Étienne Gilson était avant tout un penseur universel : le rêve de l’universalisme de la religion catholique s’inspire de ses études médiévales et historiques. Avec la naissance des nationalismes et totalitarismes d’avant-guerre, la chrétienté comme une société universelle se précise dans la pensée de Gilson en tant que moyen de résistance.  Après la guerre, Gilson s’engage dans la politique. Il adhère au MPR, devient sénateur en 1947. Porté par ses idées de la cité de Dieu, il rêve de son incarnation, au moins de ses reflets sur terre. Néanmoins le désenchantement ne tarde pas à venir. Le MPR est destiné à disparaître. Gilson avoue son sentiment de n’avoir jamais été entendu.

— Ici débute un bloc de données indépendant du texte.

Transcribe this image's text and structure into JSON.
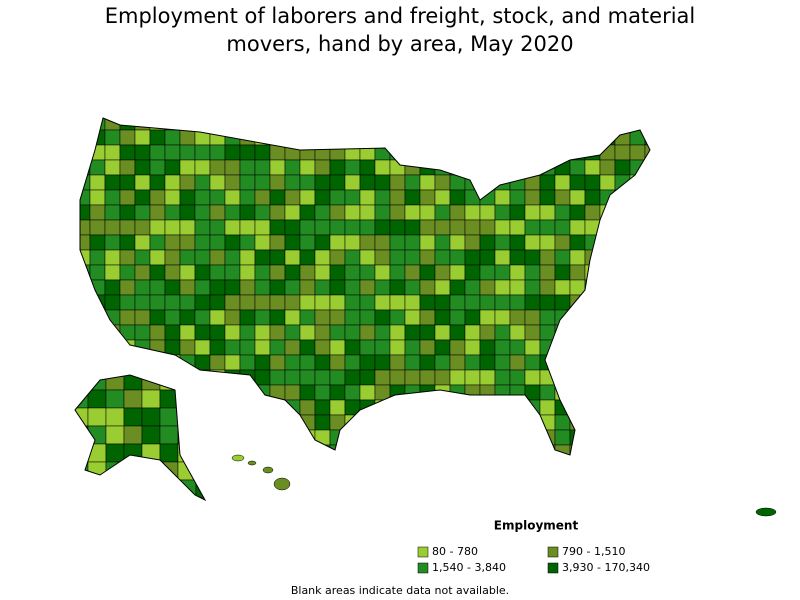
{
  "title": "Employment of laborers and freight, stock, and material movers, hand by area, May 2020",
  "legend": {
    "title": "Employment",
    "items": [
      {
        "label": "80 - 780",
        "color": "#9acd32"
      },
      {
        "label": "790 - 1,510",
        "color": "#6b8e23"
      },
      {
        "label": "1,540 - 3,840",
        "color": "#228b22"
      },
      {
        "label": "3,930 - 170,340",
        "color": "#006400"
      }
    ]
  },
  "footnote": "Blank areas indicate data not available."
}
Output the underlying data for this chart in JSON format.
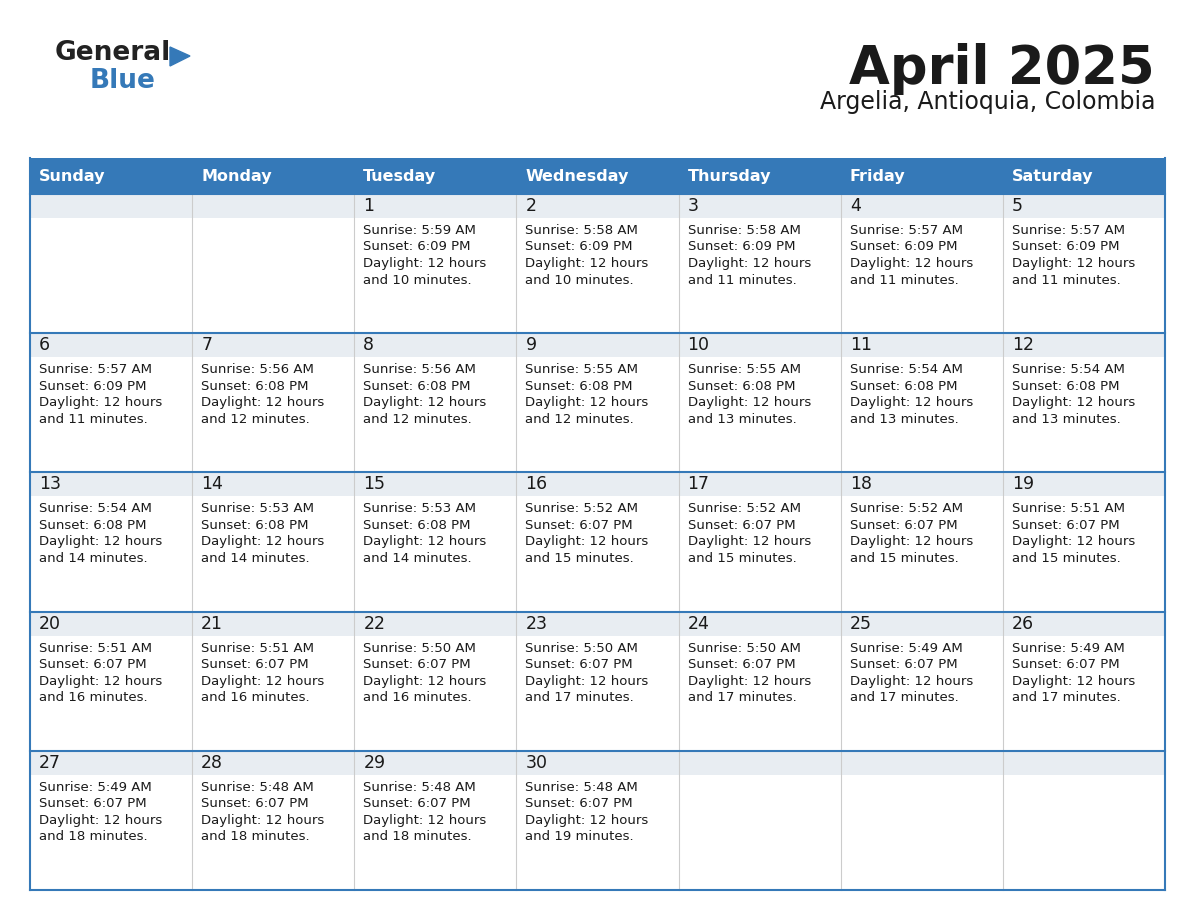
{
  "title": "April 2025",
  "subtitle": "Argelia, Antioquia, Colombia",
  "header_bg": "#3579b8",
  "header_text": "#ffffff",
  "row_num_bg": "#e8edf2",
  "row_text_bg": "#ffffff",
  "last_row_bg": "#e8edf2",
  "border_color": "#3579b8",
  "grid_color": "#cccccc",
  "text_color": "#1a1a1a",
  "days_of_week": [
    "Sunday",
    "Monday",
    "Tuesday",
    "Wednesday",
    "Thursday",
    "Friday",
    "Saturday"
  ],
  "weeks": [
    [
      {
        "day": "",
        "sunrise": "",
        "sunset": "",
        "daylight1": "",
        "daylight2": ""
      },
      {
        "day": "",
        "sunrise": "",
        "sunset": "",
        "daylight1": "",
        "daylight2": ""
      },
      {
        "day": "1",
        "sunrise": "5:59 AM",
        "sunset": "6:09 PM",
        "daylight1": "12 hours",
        "daylight2": "and 10 minutes."
      },
      {
        "day": "2",
        "sunrise": "5:58 AM",
        "sunset": "6:09 PM",
        "daylight1": "12 hours",
        "daylight2": "and 10 minutes."
      },
      {
        "day": "3",
        "sunrise": "5:58 AM",
        "sunset": "6:09 PM",
        "daylight1": "12 hours",
        "daylight2": "and 11 minutes."
      },
      {
        "day": "4",
        "sunrise": "5:57 AM",
        "sunset": "6:09 PM",
        "daylight1": "12 hours",
        "daylight2": "and 11 minutes."
      },
      {
        "day": "5",
        "sunrise": "5:57 AM",
        "sunset": "6:09 PM",
        "daylight1": "12 hours",
        "daylight2": "and 11 minutes."
      }
    ],
    [
      {
        "day": "6",
        "sunrise": "5:57 AM",
        "sunset": "6:09 PM",
        "daylight1": "12 hours",
        "daylight2": "and 11 minutes."
      },
      {
        "day": "7",
        "sunrise": "5:56 AM",
        "sunset": "6:08 PM",
        "daylight1": "12 hours",
        "daylight2": "and 12 minutes."
      },
      {
        "day": "8",
        "sunrise": "5:56 AM",
        "sunset": "6:08 PM",
        "daylight1": "12 hours",
        "daylight2": "and 12 minutes."
      },
      {
        "day": "9",
        "sunrise": "5:55 AM",
        "sunset": "6:08 PM",
        "daylight1": "12 hours",
        "daylight2": "and 12 minutes."
      },
      {
        "day": "10",
        "sunrise": "5:55 AM",
        "sunset": "6:08 PM",
        "daylight1": "12 hours",
        "daylight2": "and 13 minutes."
      },
      {
        "day": "11",
        "sunrise": "5:54 AM",
        "sunset": "6:08 PM",
        "daylight1": "12 hours",
        "daylight2": "and 13 minutes."
      },
      {
        "day": "12",
        "sunrise": "5:54 AM",
        "sunset": "6:08 PM",
        "daylight1": "12 hours",
        "daylight2": "and 13 minutes."
      }
    ],
    [
      {
        "day": "13",
        "sunrise": "5:54 AM",
        "sunset": "6:08 PM",
        "daylight1": "12 hours",
        "daylight2": "and 14 minutes."
      },
      {
        "day": "14",
        "sunrise": "5:53 AM",
        "sunset": "6:08 PM",
        "daylight1": "12 hours",
        "daylight2": "and 14 minutes."
      },
      {
        "day": "15",
        "sunrise": "5:53 AM",
        "sunset": "6:08 PM",
        "daylight1": "12 hours",
        "daylight2": "and 14 minutes."
      },
      {
        "day": "16",
        "sunrise": "5:52 AM",
        "sunset": "6:07 PM",
        "daylight1": "12 hours",
        "daylight2": "and 15 minutes."
      },
      {
        "day": "17",
        "sunrise": "5:52 AM",
        "sunset": "6:07 PM",
        "daylight1": "12 hours",
        "daylight2": "and 15 minutes."
      },
      {
        "day": "18",
        "sunrise": "5:52 AM",
        "sunset": "6:07 PM",
        "daylight1": "12 hours",
        "daylight2": "and 15 minutes."
      },
      {
        "day": "19",
        "sunrise": "5:51 AM",
        "sunset": "6:07 PM",
        "daylight1": "12 hours",
        "daylight2": "and 15 minutes."
      }
    ],
    [
      {
        "day": "20",
        "sunrise": "5:51 AM",
        "sunset": "6:07 PM",
        "daylight1": "12 hours",
        "daylight2": "and 16 minutes."
      },
      {
        "day": "21",
        "sunrise": "5:51 AM",
        "sunset": "6:07 PM",
        "daylight1": "12 hours",
        "daylight2": "and 16 minutes."
      },
      {
        "day": "22",
        "sunrise": "5:50 AM",
        "sunset": "6:07 PM",
        "daylight1": "12 hours",
        "daylight2": "and 16 minutes."
      },
      {
        "day": "23",
        "sunrise": "5:50 AM",
        "sunset": "6:07 PM",
        "daylight1": "12 hours",
        "daylight2": "and 17 minutes."
      },
      {
        "day": "24",
        "sunrise": "5:50 AM",
        "sunset": "6:07 PM",
        "daylight1": "12 hours",
        "daylight2": "and 17 minutes."
      },
      {
        "day": "25",
        "sunrise": "5:49 AM",
        "sunset": "6:07 PM",
        "daylight1": "12 hours",
        "daylight2": "and 17 minutes."
      },
      {
        "day": "26",
        "sunrise": "5:49 AM",
        "sunset": "6:07 PM",
        "daylight1": "12 hours",
        "daylight2": "and 17 minutes."
      }
    ],
    [
      {
        "day": "27",
        "sunrise": "5:49 AM",
        "sunset": "6:07 PM",
        "daylight1": "12 hours",
        "daylight2": "and 18 minutes."
      },
      {
        "day": "28",
        "sunrise": "5:48 AM",
        "sunset": "6:07 PM",
        "daylight1": "12 hours",
        "daylight2": "and 18 minutes."
      },
      {
        "day": "29",
        "sunrise": "5:48 AM",
        "sunset": "6:07 PM",
        "daylight1": "12 hours",
        "daylight2": "and 18 minutes."
      },
      {
        "day": "30",
        "sunrise": "5:48 AM",
        "sunset": "6:07 PM",
        "daylight1": "12 hours",
        "daylight2": "and 19 minutes."
      },
      {
        "day": "",
        "sunrise": "",
        "sunset": "",
        "daylight1": "",
        "daylight2": ""
      },
      {
        "day": "",
        "sunrise": "",
        "sunset": "",
        "daylight1": "",
        "daylight2": ""
      },
      {
        "day": "",
        "sunrise": "",
        "sunset": "",
        "daylight1": "",
        "daylight2": ""
      }
    ]
  ]
}
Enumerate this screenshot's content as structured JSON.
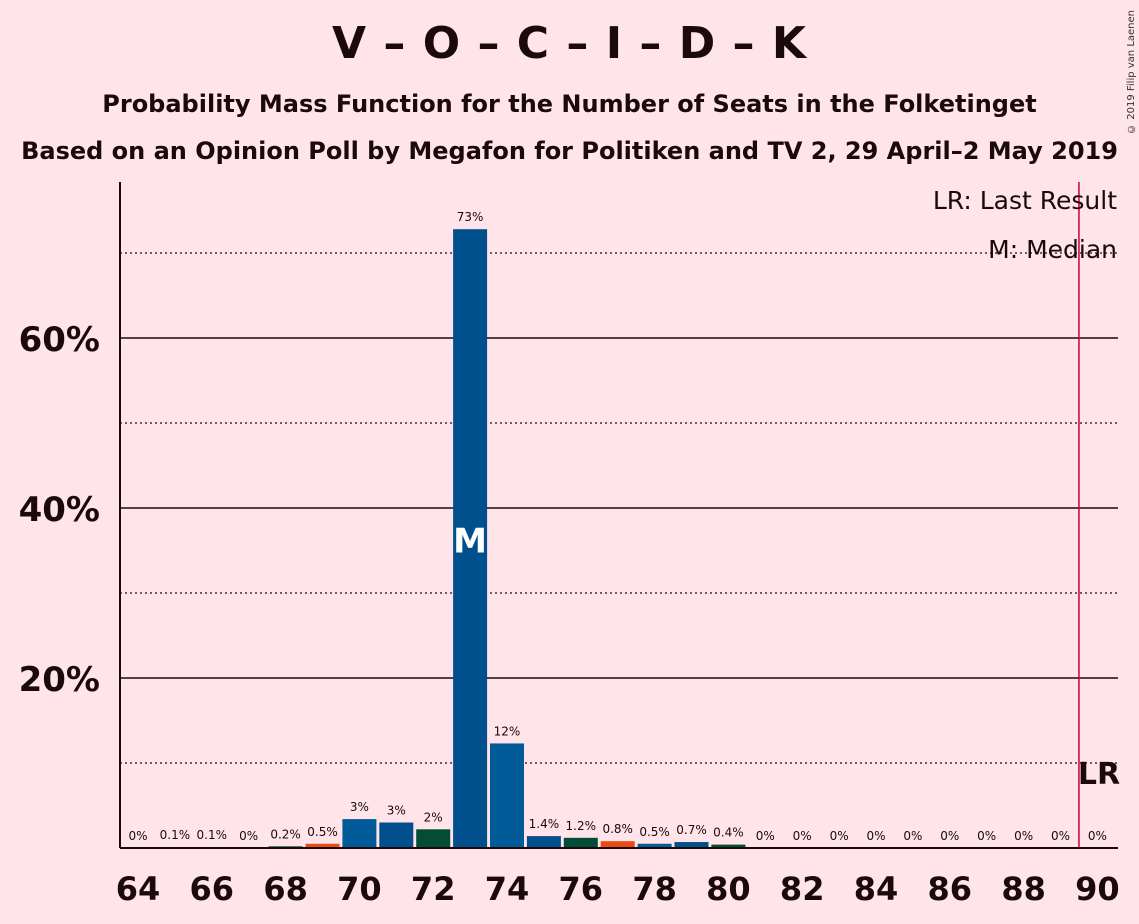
{
  "title": "V – O – C – I – D – K",
  "subtitle1": "Probability Mass Function for the Number of Seats in the Folketinget",
  "subtitle2": "Based on an Opinion Poll by Megafon for Politiken and TV 2, 29 April–2 May 2019",
  "copyright": "© 2019 Filip van Laenen",
  "colors": {
    "background": "#FFE4E9",
    "bar_cycle": [
      "#034D36",
      "#E84C14",
      "#005B98",
      "#00508E"
    ],
    "median_bar": "#00508E",
    "last_result_line": "#C8003C"
  },
  "chart_data": {
    "type": "bar",
    "x": [
      64,
      65,
      66,
      67,
      68,
      69,
      70,
      71,
      72,
      73,
      74,
      75,
      76,
      77,
      78,
      79,
      80,
      81,
      82,
      83,
      84,
      85,
      86,
      87,
      88,
      89,
      90
    ],
    "values": [
      0,
      0.1,
      0.1,
      0,
      0.2,
      0.5,
      3.4,
      3.0,
      2.2,
      72.8,
      12.3,
      1.4,
      1.2,
      0.8,
      0.5,
      0.7,
      0.4,
      0,
      0,
      0,
      0,
      0,
      0,
      0,
      0,
      0,
      0
    ],
    "labels": [
      "0%",
      "0.1%",
      "0.1%",
      "0%",
      "0.2%",
      "0.5%",
      "3%",
      "3%",
      "2%",
      "73%",
      "12%",
      "1.4%",
      "1.2%",
      "0.8%",
      "0.5%",
      "0.7%",
      "0.4%",
      "0%",
      "0%",
      "0%",
      "0%",
      "0%",
      "0%",
      "0%",
      "0%",
      "0%",
      "0%"
    ],
    "x_ticks": [
      "64",
      "66",
      "68",
      "70",
      "72",
      "74",
      "76",
      "78",
      "80",
      "82",
      "84",
      "86",
      "88",
      "90"
    ],
    "y_ticks": [
      "20%",
      "40%",
      "60%"
    ],
    "y_tick_values": [
      20,
      40,
      60
    ],
    "y_dotted_values": [
      10,
      30,
      50,
      70
    ],
    "ylim": [
      0,
      79
    ],
    "median_seat": 73,
    "median_marker": "M",
    "last_result_seat": 89.5,
    "last_result_marker": "LR",
    "legend": [
      "LR: Last Result",
      "M: Median"
    ],
    "legend_position": "top-right",
    "grid": true
  }
}
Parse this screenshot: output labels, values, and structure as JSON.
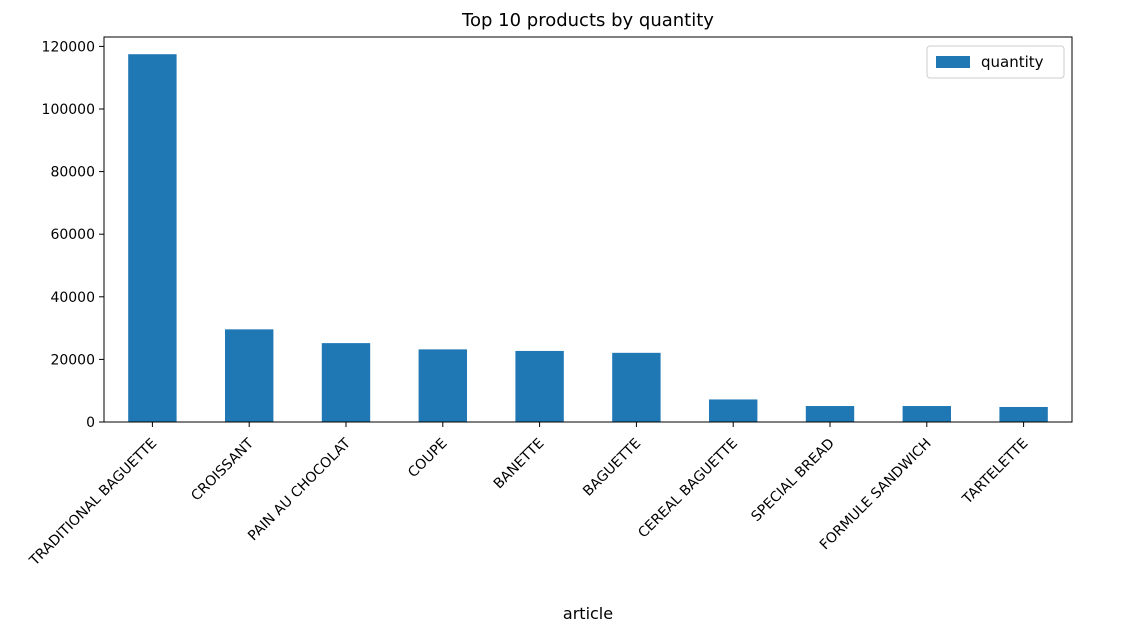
{
  "chart_data": {
    "type": "bar",
    "title": "Top 10 products by quantity",
    "xlabel": "article",
    "ylabel": "",
    "categories": [
      "TRADITIONAL BAGUETTE",
      "CROISSANT",
      "PAIN AU CHOCOLAT",
      "COUPE",
      "BANETTE",
      "BAGUETTE",
      "CEREAL BAGUETTE",
      "SPECIAL BREAD",
      "FORMULE SANDWICH",
      "TARTELETTE"
    ],
    "series": [
      {
        "name": "quantity",
        "values": [
          117500,
          29600,
          25200,
          23200,
          22700,
          22100,
          7200,
          5100,
          5100,
          4800
        ]
      }
    ],
    "ylim": [
      0,
      123000
    ],
    "yticks": [
      0,
      20000,
      40000,
      60000,
      80000,
      100000,
      120000
    ],
    "grid": false,
    "legend": "top-right",
    "color": "#1f77b4"
  }
}
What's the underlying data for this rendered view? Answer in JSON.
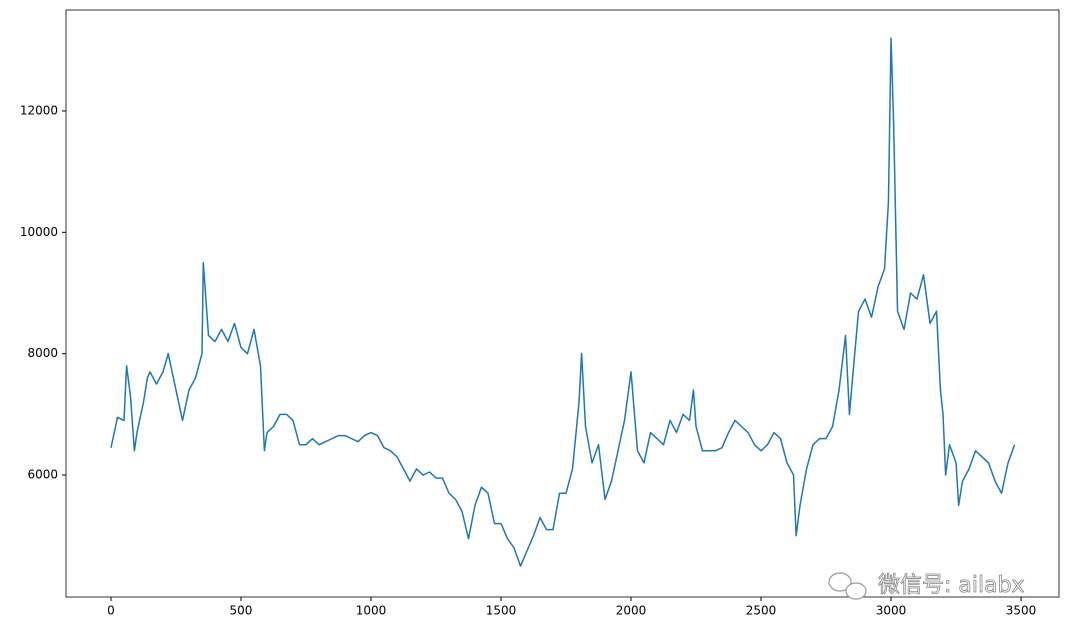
{
  "chart_data": {
    "type": "line",
    "x": [
      0,
      25,
      50,
      60,
      75,
      90,
      100,
      125,
      140,
      150,
      175,
      200,
      220,
      250,
      275,
      300,
      325,
      350,
      355,
      375,
      400,
      425,
      450,
      475,
      500,
      525,
      550,
      575,
      590,
      600,
      625,
      650,
      675,
      700,
      725,
      750,
      775,
      800,
      825,
      850,
      875,
      900,
      925,
      950,
      975,
      1000,
      1025,
      1050,
      1075,
      1100,
      1125,
      1150,
      1175,
      1200,
      1225,
      1250,
      1275,
      1300,
      1325,
      1350,
      1375,
      1400,
      1425,
      1450,
      1475,
      1500,
      1525,
      1550,
      1575,
      1600,
      1625,
      1650,
      1675,
      1700,
      1725,
      1750,
      1775,
      1800,
      1810,
      1825,
      1850,
      1875,
      1900,
      1925,
      1950,
      1975,
      2000,
      2025,
      2050,
      2075,
      2100,
      2125,
      2150,
      2175,
      2200,
      2225,
      2240,
      2250,
      2275,
      2300,
      2325,
      2350,
      2375,
      2400,
      2425,
      2450,
      2475,
      2500,
      2525,
      2550,
      2575,
      2600,
      2625,
      2635,
      2650,
      2675,
      2700,
      2725,
      2750,
      2775,
      2800,
      2825,
      2840,
      2850,
      2875,
      2900,
      2925,
      2950,
      2975,
      2990,
      3000,
      3010,
      3025,
      3050,
      3075,
      3100,
      3125,
      3150,
      3175,
      3190,
      3200,
      3210,
      3225,
      3250,
      3260,
      3275,
      3300,
      3325,
      3350,
      3375,
      3400,
      3425,
      3450,
      3475
    ],
    "values": [
      6450,
      6950,
      6900,
      7800,
      7300,
      6400,
      6700,
      7200,
      7600,
      7700,
      7500,
      7700,
      8000,
      7400,
      6900,
      7400,
      7600,
      8000,
      9500,
      8300,
      8200,
      8400,
      8200,
      8500,
      8100,
      8000,
      8400,
      7800,
      6400,
      6700,
      6800,
      7000,
      7000,
      6900,
      6500,
      6500,
      6600,
      6500,
      6550,
      6600,
      6650,
      6650,
      6600,
      6550,
      6650,
      6700,
      6650,
      6450,
      6400,
      6300,
      6100,
      5900,
      6100,
      6000,
      6050,
      5950,
      5950,
      5700,
      5600,
      5400,
      4950,
      5500,
      5800,
      5700,
      5200,
      5200,
      4950,
      4800,
      4500,
      4750,
      5000,
      5300,
      5100,
      5100,
      5700,
      5700,
      6100,
      7200,
      8000,
      6800,
      6200,
      6500,
      5600,
      5900,
      6400,
      6900,
      7700,
      6400,
      6200,
      6700,
      6600,
      6500,
      6900,
      6700,
      7000,
      6900,
      7400,
      6800,
      6400,
      6400,
      6400,
      6450,
      6700,
      6900,
      6800,
      6700,
      6500,
      6400,
      6500,
      6700,
      6600,
      6200,
      6000,
      5000,
      5500,
      6100,
      6500,
      6600,
      6600,
      6800,
      7400,
      8300,
      7000,
      7500,
      8700,
      8900,
      8600,
      9100,
      9400,
      10500,
      13200,
      11800,
      8700,
      8400,
      9000,
      8900,
      9300,
      8500,
      8700,
      7400,
      7000,
      6000,
      6500,
      6200,
      5500,
      5900,
      6100,
      6400,
      6300,
      6200,
      5900,
      5700,
      6200,
      6500
    ],
    "color": "#1f77b4",
    "xlim": [
      -173,
      3646
    ],
    "xticks": [
      0,
      500,
      1000,
      1500,
      2000,
      2500,
      3000,
      3500
    ],
    "ylim": [
      3990,
      13664
    ],
    "yticks": [
      6000,
      8000,
      10000,
      12000
    ],
    "annotation": "微信号: ailabx"
  }
}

La pensée catholique française gagnerait beaucoup si elle osait renouer avec l’héritage gilsonien. Espérons que le colloque organisé par le professeur Cacouros et l’ouvrage de Michel marqueront le début de la redécouverte de la tradition catholique de Gilson en France.


[1] Cf. Florian Michel, Etienne Gilson, Une biographie intellectuelle et politique, Vrin, 2018.

[2] Édité par F. Michel, Une biographie intellectuelle, p. 54.

[3] Cité par édité et cité par F. Michel dans Une biographie intellectuelle, p. 26.